Peripheral arterial disease (PAD) patients face a high risk of limb amputation, according to the European Journal of Vascular and Endovascular Surgery.

The ultimate aim of this study was to assess the link between long term risk of hospitalization for heart failure (HHF) and lower extremity minor and major amputation (LEA) in patients initiating sodium glucose cotransporter 2 inhibitors (SGLT2i) suffering from type 2 diabetes and PAD.

To conduct this study, researchers used BARMER German health claims data, which included including all patients suffering from type 2 diabetes initiating SGLT2i therapy between 1 January 2013 and 31 December 2019 with follow up until the end of 2020. New users of glucagon like peptide 1 receptor agonists (GLP1-RAs) were used as active comparators, the researchers noted. Inverse probability weighting with truncated stabilized weights were used to adjust for confounding, while Cox regression were used to analyze  HHF and LEA data. Periods before and after the EMA warning were analyzed separately and stratified by presence of concomitant PAD, the investigators further noted. Overall, the analysis included 44, 284 (13.6% PAD) and 56,878 (16.3% PAD) patients initiated SGLT2i or GLP1-RA, respectively.

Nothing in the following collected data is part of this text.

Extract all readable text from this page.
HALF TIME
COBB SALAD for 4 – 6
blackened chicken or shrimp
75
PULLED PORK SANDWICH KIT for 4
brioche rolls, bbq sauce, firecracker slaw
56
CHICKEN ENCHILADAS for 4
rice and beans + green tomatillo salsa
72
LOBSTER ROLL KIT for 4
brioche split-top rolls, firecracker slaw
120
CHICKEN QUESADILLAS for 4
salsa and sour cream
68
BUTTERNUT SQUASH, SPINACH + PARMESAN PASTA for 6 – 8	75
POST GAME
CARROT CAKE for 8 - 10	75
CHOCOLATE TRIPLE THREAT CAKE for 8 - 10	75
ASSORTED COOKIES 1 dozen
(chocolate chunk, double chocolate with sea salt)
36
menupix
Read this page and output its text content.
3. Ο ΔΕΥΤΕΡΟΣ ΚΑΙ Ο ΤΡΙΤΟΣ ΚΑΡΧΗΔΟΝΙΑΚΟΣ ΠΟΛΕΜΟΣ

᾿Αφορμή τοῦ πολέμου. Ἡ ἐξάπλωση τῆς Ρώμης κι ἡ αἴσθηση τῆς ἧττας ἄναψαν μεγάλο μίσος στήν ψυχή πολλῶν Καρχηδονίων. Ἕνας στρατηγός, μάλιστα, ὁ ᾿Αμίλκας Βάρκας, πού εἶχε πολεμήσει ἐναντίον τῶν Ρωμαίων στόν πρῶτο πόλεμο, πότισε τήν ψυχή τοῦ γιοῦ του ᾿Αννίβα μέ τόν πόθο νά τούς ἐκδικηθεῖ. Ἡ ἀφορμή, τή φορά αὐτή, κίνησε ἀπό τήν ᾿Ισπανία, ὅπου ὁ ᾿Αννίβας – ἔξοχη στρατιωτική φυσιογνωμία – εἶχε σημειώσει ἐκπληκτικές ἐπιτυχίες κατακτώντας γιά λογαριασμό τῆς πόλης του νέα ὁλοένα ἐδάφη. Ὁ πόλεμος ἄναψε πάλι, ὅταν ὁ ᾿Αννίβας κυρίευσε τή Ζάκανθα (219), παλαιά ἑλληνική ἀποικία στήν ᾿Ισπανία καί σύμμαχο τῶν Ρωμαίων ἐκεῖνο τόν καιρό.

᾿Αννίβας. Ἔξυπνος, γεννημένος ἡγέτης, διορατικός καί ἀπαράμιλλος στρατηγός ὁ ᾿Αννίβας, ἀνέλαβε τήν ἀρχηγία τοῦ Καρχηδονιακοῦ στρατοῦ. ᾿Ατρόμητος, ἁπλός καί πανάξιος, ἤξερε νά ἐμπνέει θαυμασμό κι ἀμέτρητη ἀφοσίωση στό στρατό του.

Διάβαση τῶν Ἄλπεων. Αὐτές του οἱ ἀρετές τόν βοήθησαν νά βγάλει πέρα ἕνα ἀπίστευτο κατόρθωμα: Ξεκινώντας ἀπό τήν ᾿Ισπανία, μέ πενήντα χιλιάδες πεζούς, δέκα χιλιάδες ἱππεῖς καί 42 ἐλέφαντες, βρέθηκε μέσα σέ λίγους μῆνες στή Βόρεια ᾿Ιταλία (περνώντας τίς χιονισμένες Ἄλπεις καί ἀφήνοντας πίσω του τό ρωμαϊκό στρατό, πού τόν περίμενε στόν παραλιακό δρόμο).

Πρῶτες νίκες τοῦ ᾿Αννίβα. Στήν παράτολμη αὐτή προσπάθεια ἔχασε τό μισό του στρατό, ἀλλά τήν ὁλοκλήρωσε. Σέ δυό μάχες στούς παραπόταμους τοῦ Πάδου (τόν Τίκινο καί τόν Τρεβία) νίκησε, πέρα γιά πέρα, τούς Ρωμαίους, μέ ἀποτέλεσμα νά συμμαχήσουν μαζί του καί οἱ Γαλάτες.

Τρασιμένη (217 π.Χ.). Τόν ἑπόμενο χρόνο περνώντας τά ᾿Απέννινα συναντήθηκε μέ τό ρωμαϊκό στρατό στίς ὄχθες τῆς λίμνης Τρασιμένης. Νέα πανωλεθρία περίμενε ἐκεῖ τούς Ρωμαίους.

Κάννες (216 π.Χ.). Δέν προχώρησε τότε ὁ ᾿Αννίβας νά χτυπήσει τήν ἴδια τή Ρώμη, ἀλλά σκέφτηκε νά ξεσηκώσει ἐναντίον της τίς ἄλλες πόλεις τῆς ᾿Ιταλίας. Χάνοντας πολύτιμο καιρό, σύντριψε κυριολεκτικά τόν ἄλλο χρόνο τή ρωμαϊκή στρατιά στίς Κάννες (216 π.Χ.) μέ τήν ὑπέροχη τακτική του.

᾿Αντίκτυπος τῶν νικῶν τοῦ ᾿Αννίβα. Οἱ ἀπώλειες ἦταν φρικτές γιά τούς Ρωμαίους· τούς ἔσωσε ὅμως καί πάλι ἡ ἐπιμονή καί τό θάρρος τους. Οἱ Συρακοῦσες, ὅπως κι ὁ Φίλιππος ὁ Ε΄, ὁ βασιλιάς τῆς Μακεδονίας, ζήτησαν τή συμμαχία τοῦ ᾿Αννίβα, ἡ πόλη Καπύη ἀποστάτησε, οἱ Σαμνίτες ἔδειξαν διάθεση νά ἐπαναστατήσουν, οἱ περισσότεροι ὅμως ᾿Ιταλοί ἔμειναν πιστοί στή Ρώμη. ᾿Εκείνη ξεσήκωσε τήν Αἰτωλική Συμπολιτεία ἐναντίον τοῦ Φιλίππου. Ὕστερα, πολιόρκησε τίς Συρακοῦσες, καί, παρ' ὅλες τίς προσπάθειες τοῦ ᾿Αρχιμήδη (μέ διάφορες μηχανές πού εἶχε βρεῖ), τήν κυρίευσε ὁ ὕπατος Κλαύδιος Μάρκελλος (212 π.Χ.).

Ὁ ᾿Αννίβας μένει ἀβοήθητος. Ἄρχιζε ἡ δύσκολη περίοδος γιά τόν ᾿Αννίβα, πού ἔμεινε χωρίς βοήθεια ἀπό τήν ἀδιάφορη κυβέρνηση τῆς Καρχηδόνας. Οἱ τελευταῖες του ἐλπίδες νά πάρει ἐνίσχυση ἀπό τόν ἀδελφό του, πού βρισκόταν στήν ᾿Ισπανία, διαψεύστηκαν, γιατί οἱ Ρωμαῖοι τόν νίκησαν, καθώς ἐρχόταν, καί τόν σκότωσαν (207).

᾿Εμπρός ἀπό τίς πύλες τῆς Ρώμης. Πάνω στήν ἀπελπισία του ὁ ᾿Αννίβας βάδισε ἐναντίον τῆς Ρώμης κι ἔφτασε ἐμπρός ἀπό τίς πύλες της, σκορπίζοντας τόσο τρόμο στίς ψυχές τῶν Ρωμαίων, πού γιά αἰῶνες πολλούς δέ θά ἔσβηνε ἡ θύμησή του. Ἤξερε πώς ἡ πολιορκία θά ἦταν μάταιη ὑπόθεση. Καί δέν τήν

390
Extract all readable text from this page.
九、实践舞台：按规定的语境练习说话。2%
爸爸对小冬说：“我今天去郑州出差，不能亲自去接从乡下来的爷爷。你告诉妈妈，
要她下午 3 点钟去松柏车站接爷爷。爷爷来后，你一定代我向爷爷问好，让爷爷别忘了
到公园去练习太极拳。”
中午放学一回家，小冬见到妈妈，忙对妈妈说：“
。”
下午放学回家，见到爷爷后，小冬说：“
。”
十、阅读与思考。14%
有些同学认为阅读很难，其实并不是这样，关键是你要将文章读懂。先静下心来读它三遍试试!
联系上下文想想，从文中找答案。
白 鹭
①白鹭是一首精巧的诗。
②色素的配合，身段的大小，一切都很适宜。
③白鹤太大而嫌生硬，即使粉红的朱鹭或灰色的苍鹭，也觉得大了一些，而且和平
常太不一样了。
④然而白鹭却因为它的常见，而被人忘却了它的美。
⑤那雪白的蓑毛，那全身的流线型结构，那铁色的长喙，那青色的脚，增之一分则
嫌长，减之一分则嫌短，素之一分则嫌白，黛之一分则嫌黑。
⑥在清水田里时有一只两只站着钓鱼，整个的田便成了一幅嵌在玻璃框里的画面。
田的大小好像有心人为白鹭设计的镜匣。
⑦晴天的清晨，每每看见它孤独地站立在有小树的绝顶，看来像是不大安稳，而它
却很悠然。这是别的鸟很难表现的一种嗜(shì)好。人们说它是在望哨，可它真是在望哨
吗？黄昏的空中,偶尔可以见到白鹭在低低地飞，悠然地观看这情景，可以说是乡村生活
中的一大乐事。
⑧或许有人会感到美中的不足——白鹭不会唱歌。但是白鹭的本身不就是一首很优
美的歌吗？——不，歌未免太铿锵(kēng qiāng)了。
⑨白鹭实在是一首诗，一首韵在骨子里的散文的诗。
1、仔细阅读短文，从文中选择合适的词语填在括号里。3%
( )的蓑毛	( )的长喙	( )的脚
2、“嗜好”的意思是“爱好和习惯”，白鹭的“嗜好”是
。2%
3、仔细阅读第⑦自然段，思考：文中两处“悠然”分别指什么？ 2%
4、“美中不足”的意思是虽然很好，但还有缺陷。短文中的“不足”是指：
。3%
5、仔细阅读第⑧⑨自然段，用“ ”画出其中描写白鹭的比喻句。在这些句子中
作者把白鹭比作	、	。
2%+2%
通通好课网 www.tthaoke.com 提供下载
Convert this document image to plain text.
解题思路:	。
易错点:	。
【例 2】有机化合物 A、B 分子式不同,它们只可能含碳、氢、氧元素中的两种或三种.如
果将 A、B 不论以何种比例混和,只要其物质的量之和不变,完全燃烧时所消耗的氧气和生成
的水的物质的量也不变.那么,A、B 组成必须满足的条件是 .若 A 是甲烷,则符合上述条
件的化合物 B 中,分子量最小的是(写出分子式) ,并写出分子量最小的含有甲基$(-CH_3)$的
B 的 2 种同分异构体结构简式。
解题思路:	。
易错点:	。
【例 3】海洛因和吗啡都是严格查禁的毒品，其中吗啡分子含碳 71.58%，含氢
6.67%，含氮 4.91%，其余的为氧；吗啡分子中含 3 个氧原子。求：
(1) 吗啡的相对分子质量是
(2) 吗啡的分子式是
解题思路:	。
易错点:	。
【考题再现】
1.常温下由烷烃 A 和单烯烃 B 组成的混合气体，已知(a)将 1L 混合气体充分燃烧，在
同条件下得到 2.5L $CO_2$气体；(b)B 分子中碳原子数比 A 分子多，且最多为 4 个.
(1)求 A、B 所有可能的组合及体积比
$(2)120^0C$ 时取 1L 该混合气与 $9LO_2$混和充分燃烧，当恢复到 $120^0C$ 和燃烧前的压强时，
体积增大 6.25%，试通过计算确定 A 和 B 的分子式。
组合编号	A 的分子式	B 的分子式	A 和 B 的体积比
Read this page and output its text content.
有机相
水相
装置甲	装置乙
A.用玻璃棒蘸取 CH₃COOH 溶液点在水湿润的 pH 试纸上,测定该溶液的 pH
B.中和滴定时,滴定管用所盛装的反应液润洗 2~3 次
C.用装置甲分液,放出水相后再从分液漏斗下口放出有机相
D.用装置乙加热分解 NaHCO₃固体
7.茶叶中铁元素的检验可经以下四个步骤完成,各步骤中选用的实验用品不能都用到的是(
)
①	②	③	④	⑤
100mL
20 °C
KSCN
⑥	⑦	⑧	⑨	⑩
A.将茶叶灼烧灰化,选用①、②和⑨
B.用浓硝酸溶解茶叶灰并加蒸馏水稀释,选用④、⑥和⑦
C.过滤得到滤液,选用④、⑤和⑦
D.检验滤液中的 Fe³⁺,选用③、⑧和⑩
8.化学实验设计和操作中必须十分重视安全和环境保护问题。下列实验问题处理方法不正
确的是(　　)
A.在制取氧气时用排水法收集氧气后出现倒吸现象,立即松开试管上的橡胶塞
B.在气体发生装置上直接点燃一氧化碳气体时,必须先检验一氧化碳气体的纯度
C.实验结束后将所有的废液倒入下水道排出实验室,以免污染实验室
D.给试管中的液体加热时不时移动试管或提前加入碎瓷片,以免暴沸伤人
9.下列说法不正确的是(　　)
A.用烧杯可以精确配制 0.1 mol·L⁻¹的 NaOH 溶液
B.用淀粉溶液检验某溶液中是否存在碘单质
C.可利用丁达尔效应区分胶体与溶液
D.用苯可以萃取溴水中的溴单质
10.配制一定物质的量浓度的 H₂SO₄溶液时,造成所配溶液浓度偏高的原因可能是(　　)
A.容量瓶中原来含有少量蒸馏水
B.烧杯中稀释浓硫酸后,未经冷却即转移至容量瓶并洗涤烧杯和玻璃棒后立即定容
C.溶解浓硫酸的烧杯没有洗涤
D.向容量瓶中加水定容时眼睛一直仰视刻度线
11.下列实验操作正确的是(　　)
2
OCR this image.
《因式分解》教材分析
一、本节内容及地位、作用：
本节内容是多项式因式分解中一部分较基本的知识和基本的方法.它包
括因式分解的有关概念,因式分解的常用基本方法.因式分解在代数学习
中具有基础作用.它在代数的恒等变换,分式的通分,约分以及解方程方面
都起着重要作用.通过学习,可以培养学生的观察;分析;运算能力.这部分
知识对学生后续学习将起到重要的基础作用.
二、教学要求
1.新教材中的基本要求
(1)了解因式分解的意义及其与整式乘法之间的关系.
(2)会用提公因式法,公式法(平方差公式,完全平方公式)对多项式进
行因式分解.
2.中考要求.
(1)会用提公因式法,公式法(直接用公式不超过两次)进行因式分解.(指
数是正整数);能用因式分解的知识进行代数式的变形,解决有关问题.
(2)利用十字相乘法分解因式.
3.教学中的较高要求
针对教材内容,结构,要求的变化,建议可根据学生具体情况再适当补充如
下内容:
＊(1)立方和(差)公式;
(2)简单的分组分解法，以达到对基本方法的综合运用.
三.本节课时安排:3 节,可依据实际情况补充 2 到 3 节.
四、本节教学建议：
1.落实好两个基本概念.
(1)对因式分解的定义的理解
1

According to the results, prior to the the EMA warning, initiation of SGLT2i was associated with a lower risk of HHF in patients with PAD (HR=0.85, 95% CI, 0.73-0.99) as well as a higher risk of LEA in patients without PAD (HR=1.79, 95% CI 1.04 – 2.92). After the EMA warning, the efficacy and safety endpoints were no longer statistically different between groups.

The results from this large nationwide real world study highlight that PAD patients exhibit generally high amputation risks,” the researchers concluded. “This study refutes the idea that the presence of PAD explains the excess LEA risk associated with initiation of SGLT2i. The fact that differentials among study groups diminished after the EMA warning in early 2017 emphasizes that regulatory surveillance measures worked in everyday clinical practice.”